Sûrelerin kaç tanesinin Mekkî, kaç tanesinin Medenî veya kaç tanesinin karışık olduğu üzerinde görüş birliği sağlanmış değildir. Suyûtî’ye göre 82 Sûre Mekkî, 20 Sûre Medenî, geriye kalan 12 Sûre ise ihtilâflıdır. Ubeyy b. Ka’b’a göre 87’si Mekkî, 27’si Medenî’dir. Nöldeke’ye göre 90’ı Mekkî, 24’ü Medenî’dir. Mısır Meliki Fuat’ın 1342’de ilmî bir heyete tetkik ettirerek bastırdığı Mushaf’a göre ise, Sûrelerin 86’sı Mekkî, 28’i Medenî’dir. Bu mushafın her Sûresinin başında o Sûrenin Mekkî veya Medenî olduğu, Mekkî ise içindeki Medenî âyetler, Medenî ise içindeki Mekkî âyetler, Sûrenin hangi Sûreden sonra nazil olduğu ve ihtiva ettiği âyet sayısı bildirilmektedir.

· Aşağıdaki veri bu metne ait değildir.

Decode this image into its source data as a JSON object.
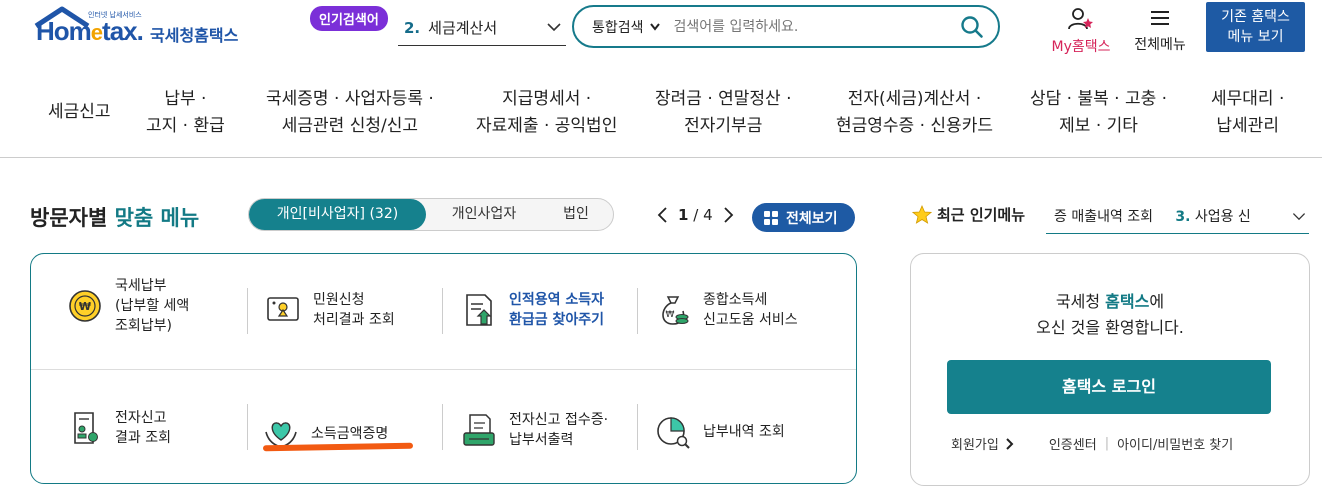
{
  "header": {
    "logo_small": "인터넷 납세서비스",
    "logo_main_a": "Hom",
    "logo_main_e": "e",
    "logo_main_b": "tax.",
    "logo_kr": "국세청홈택스",
    "popular_badge": "인기검색어",
    "popular_num": "2.",
    "popular_term": "세금계산서",
    "search_scope": "통합검색",
    "search_placeholder": "검색어를 입력하세요.",
    "my_label": "My홈택스",
    "allmenu_label": "전체메뉴",
    "legacy_line1": "기존 홈택스",
    "legacy_line2": "메뉴 보기"
  },
  "gnb": [
    {
      "l1": "세금신고",
      "l2": ""
    },
    {
      "l1": "납부 ·",
      "l2": "고지 · 환급"
    },
    {
      "l1": "국세증명 · 사업자등록 ·",
      "l2": "세금관련 신청/신고"
    },
    {
      "l1": "지급명세서 ·",
      "l2": "자료제출 · 공익법인"
    },
    {
      "l1": "장려금 · 연말정산 ·",
      "l2": "전자기부금"
    },
    {
      "l1": "전자(세금)계산서 ·",
      "l2": "현금영수증 · 신용카드"
    },
    {
      "l1": "상담 · 불복 · 고충 ·",
      "l2": "제보 · 기타"
    },
    {
      "l1": "세무대리 ·",
      "l2": "납세관리"
    }
  ],
  "visitor": {
    "title_a": "방문자별",
    "title_b": "맞춤 메뉴",
    "tabs": [
      "개인[비사업자] (32)",
      "개인사업자",
      "법인"
    ],
    "page_current": "1",
    "page_sep": "/",
    "page_total": "4",
    "view_all": "전체보기"
  },
  "menu_items": [
    {
      "lines": [
        "국세납부",
        "(납부할 세액",
        "조회납부)"
      ],
      "icon": "won-coin-icon"
    },
    {
      "lines": [
        "민원신청",
        "처리결과 조회"
      ],
      "icon": "certificate-monitor-icon"
    },
    {
      "lines": [
        "인적용역 소득자",
        "환급금 찾아주기"
      ],
      "icon": "refund-document-icon"
    },
    {
      "lines": [
        "종합소득세",
        "신고도움 서비스"
      ],
      "icon": "money-bag-icon"
    },
    {
      "lines": [
        "전자신고",
        "결과 조회"
      ],
      "icon": "stamp-document-icon"
    },
    {
      "lines": [
        "소득금액증명"
      ],
      "icon": "heart-hands-icon"
    },
    {
      "lines": [
        "전자신고 접수증·",
        "납부서출력"
      ],
      "icon": "printer-document-icon"
    },
    {
      "lines": [
        "납부내역 조회"
      ],
      "icon": "pie-chart-search-icon"
    }
  ],
  "popular_menu": {
    "title": "최근 인기메뉴",
    "item_tail": "증 매출내역 조회",
    "next_num": "3.",
    "next_text": "사업용 신"
  },
  "login": {
    "welcome_a": "국세청 ",
    "welcome_b": "홈택스",
    "welcome_c": "에",
    "welcome_line2": "오신 것을 환영합니다.",
    "button": "홈택스 로그인",
    "signup": "회원가입",
    "cert_center": "인증센터",
    "sep": "|",
    "find_id": "아이디/비밀번호 찾기"
  },
  "colors": {
    "teal": "#15818d",
    "blue": "#1e5aa4",
    "purple": "#7b2fd8",
    "pink": "#d6255a",
    "highlight": "#f25a12"
  }
}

Sûreler, içlerindeki dikkat çekici bir kelimeye veya genel içeriğine göre isimlendirilmiştir. Bu nedenle bazı Sûrelerin birden fazla ismi vardır. Meselâ Fatiha Sûresine yirmi kadar isim verilmiştir: Fatihatu’l-Kitab, es-Seb’ul’l-Mesâni, Ummu’l-Kitab, el-Kâfiye, el-Esâs, ed-Dua … gibi. Enfal Sûresinin diğer bir ismi Bedr, İsra Sûresininki Subhân, Neml Sûresininki Süleyman, Fatır Sûresininki el-Melâike’dir. Bazen de iki veya ikiden fazla Sûreye müşterek bir isim verilmiştir. Meselâ Bakara ve Âl-i İmran Sûrelerine ez-Zahrâvân, Felâk ve Nâs Sûrelerine de el-Muavvizetân denilmektedir.

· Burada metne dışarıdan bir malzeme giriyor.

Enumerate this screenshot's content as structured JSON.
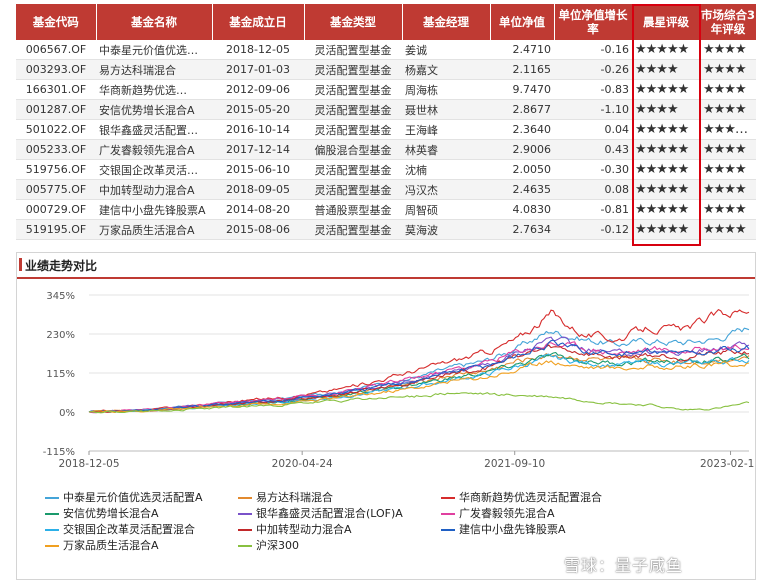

Peygamberlere ait kıssaları ihtiva eden Sûreler, genellikle Sûrede konu edilen peygamberin adı ile isimlendirilmişlerdir: Nuh, Hud, İbrahîm, Yusuf, Muhammed Sûreleri gibi. Çeşitli kavim ve kabilelerden bahseden bazı Sûreler de o kavimlerin isimleriyle adlandırılmışlardır: Benû İsrail, el-Melâike, el-Cinn, el-Münafikûn, el-Mutaffifûn Sûreleri gibi. Ancak bu bir kural olmadığı gibi, Sûrelerin bahsettikleri konuya göre adlandırılmaları şart da değildir. Meselâ Mûsâ’dan bahseden Tâ Hâ, Kasas ve A’râf Sûrelerinden hiç biri Mûsâ Sûresi diye adlandırılmamıştır.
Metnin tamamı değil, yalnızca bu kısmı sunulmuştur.